(Editor’s Note: This is cross-posted with permission from the blog of Women in Cities International, based in Montreal, Canada.)
From March 18th to 24th, 2012, we celebrated the second edition of International Anti-Street Harassment week….As one of the (many!) co-sponsors of this great event, Women in Cities International partnered with radio station CKUT and the 2110 Gender Advocacy Center, two Montreal-based organizations also working on special programming for Women and Girls, to organize an introductory Women’s Safety Audit walk (WSA).
For our purpose, this WSA was meant to introduce participants to its methodology, while sensitizing them to women’s security and inclusion (or lack thereof) in public space. We did this by analyzing various factors of our urban environment and how they affect how each of us participates in city life. Such factors may include built infrastructure (lighting, sidewalk width, etc.) as well as user characteristics or behaviors, including women to men ratio and…. street harassment!
A group of seven women took part in the WSA, around the downtown Concordia Campus area in Montreal, starting from the 2110 Gender Advocacy Center McKay office, walked along to Bishop street via an alley way, down to de Maisonneuve and back. Participants were asked to pay attention to lighting, maintenance, accessibility of sidewalks and buildings, the absence of greenery or parks, or just opportunities to linger. Perfectly in tone with the theme of out activity, a group of male students drinking on the Reggies pub terrace, overlooking the alley we were auditing, tried to get our attention in a not so subtle way… A group of women walking through an alley appears to be cause for attention.
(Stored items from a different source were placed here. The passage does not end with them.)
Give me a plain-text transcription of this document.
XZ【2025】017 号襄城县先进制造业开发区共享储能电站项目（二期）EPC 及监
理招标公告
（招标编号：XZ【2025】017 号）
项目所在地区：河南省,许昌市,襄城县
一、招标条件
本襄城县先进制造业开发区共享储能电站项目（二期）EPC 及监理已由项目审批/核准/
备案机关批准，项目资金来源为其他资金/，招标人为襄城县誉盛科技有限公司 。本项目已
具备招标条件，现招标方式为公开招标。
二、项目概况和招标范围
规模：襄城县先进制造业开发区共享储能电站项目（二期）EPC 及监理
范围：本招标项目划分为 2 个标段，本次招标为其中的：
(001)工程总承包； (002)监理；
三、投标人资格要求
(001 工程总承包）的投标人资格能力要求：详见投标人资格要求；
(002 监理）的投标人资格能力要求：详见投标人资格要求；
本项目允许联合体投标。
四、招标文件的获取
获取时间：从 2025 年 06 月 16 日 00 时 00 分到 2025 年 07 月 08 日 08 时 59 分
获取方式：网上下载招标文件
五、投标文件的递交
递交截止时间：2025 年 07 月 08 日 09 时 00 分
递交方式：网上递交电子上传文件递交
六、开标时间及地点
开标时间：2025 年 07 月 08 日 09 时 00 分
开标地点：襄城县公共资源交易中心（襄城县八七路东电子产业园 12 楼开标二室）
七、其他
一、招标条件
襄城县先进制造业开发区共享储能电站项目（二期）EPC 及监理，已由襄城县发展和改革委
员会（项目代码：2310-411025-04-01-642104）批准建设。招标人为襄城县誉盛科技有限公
It also happens that downtown Montreal is currently the stage for daily manifestations by disgruntled students calling on the government to cancel the planned hikes of education fees. On March 20th, students had blocked off part of de Maisonneuve with couches, were playing music, showcasing their message through banners and slogans. This new, albeit temporary use of the street, drew attention to how the re-appropriation of public space by citizens can be a powerful tool not only as a pressure tactic (as it was here), but as a way to make it safer and more inclusive, on the condition that the measures used attract a greater diversity of users.
As we ended our WSA, participants asked us if we could organize another such walk on a Saturday on Crescent street at 3:00 am, when folks leave the bars and clubs and the famed Montreal street can become a very uncomfortable place for many women. Reminding us once more how street harassment is a big problem, in every city, no matter how safe, and that we need to keep calling it out and denouncing it as unacceptable.